Monthly EFA:IWM Relative Strength

www.stockcharts.com

Chart 7 shows that EFA underperformed IWM in July by almost 5%. The ratio remains in bullish alignment and is the only bullish alignment you will find in this article. However, that may change next month. The two moving averages are rolling over and the ratio closed below the upward sloping trendline shown in green. Those are two bearish developments. The recent series of higher highs and higher lows may have just broken. I will continue to watch this chart to see how events unfold.

Chart 8 – Monthly AGG with 6/10 Moving Averages

Monthly AGG with 6/10 Moving Averages

www.stockcharts.com

Chart 8 shows that AGG had a nice return of 2.54% in July. AGG remains in bearish alignment and the distance between the two moving averages continues to widen. The good news is that so far, the green line has acted like support. Another bullish sign is that AGG completed a swing low in July. In other words, AGG closed above the highs of the previous month while its low stayed above the low of the previous month. This reversed six months of consecutive lower lows in AGG going back to January.

Chart 9 – Monthly AGG:SPY Relative Strength

Monthly AGG:SPY Relative Strength

www.stockcharts.com

The AGG:SPY ratio in Chart 9 declined 6.11% as AGG underperformed SPY in July. The ratio’s close above the red ten month moving average only lasted a month. The ratio is in bearish alignment. If the equity markets continue to rally, most likely this ratio will decline.

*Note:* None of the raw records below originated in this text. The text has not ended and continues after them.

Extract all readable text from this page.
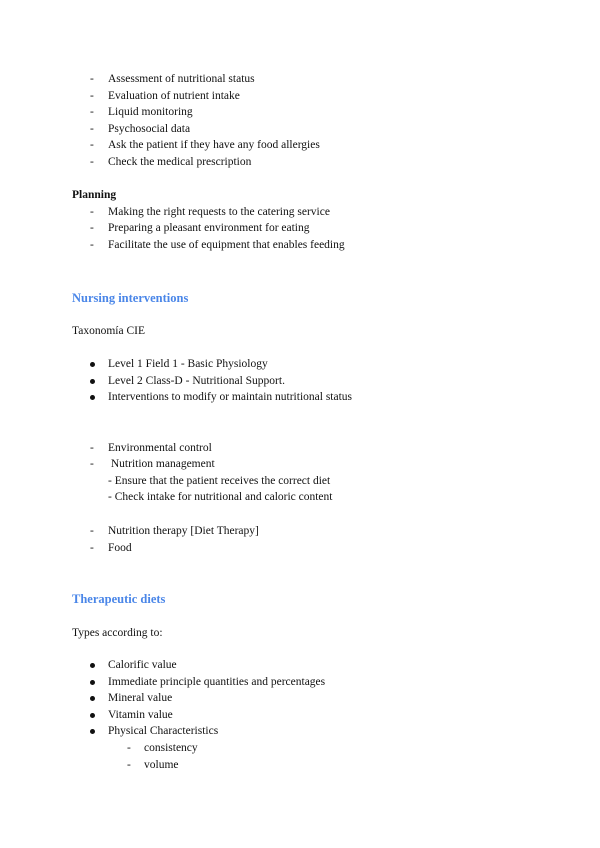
- Assessment of nutritional status
- Evaluation of nutrient intake
- Liquid monitoring
- Psychosocial data
- Ask the patient if they have any food allergies
- Check the medical prescription
Planning
- Making the right requests to the catering service
- Preparing a pleasant environment for eating
- Facilitate the use of equipment that enables feeding
Nursing interventions
Taxonomía CIE
Level 1 Field 1 - Basic Physiology
Level 2 Class-D - Nutritional Support.
Interventions to modify or maintain nutritional status
- Environmental control
- Nutrition management
- Ensure that the patient receives the correct diet
- Check intake for nutritional and caloric content
- Nutrition therapy [Diet Therapy]
- Food
Therapeutic diets
Types according to:
Calorific value
Immediate principle quantities and percentages
Mineral value
Vitamin value
Physical Characteristics
- consistency
- volume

In summary, all of the ETFs I covered in this article rallied in July. IWM was a double-digit gainer for the month. While SPY had a nice rally, not much has changed with the chart. SPY remains in bearish alignment. Because of that, I am keeping my allocation of 40% in SPY and 60% in cash. That may be too conservative, and I can live with that. The bottom of the bear market may have been made. I don’t know. If SPY closes above its blue six month moving average in August I will increase my allocation to SPY and reduce my allocation to cash. We are now in the unfavorable months for the stock market; June-October. I just try to follow price and the trend. Right now, the trend for equities and bonds remains down. I will monitor the markets for the month of August and then reallocate, if necessary, at the end of the month.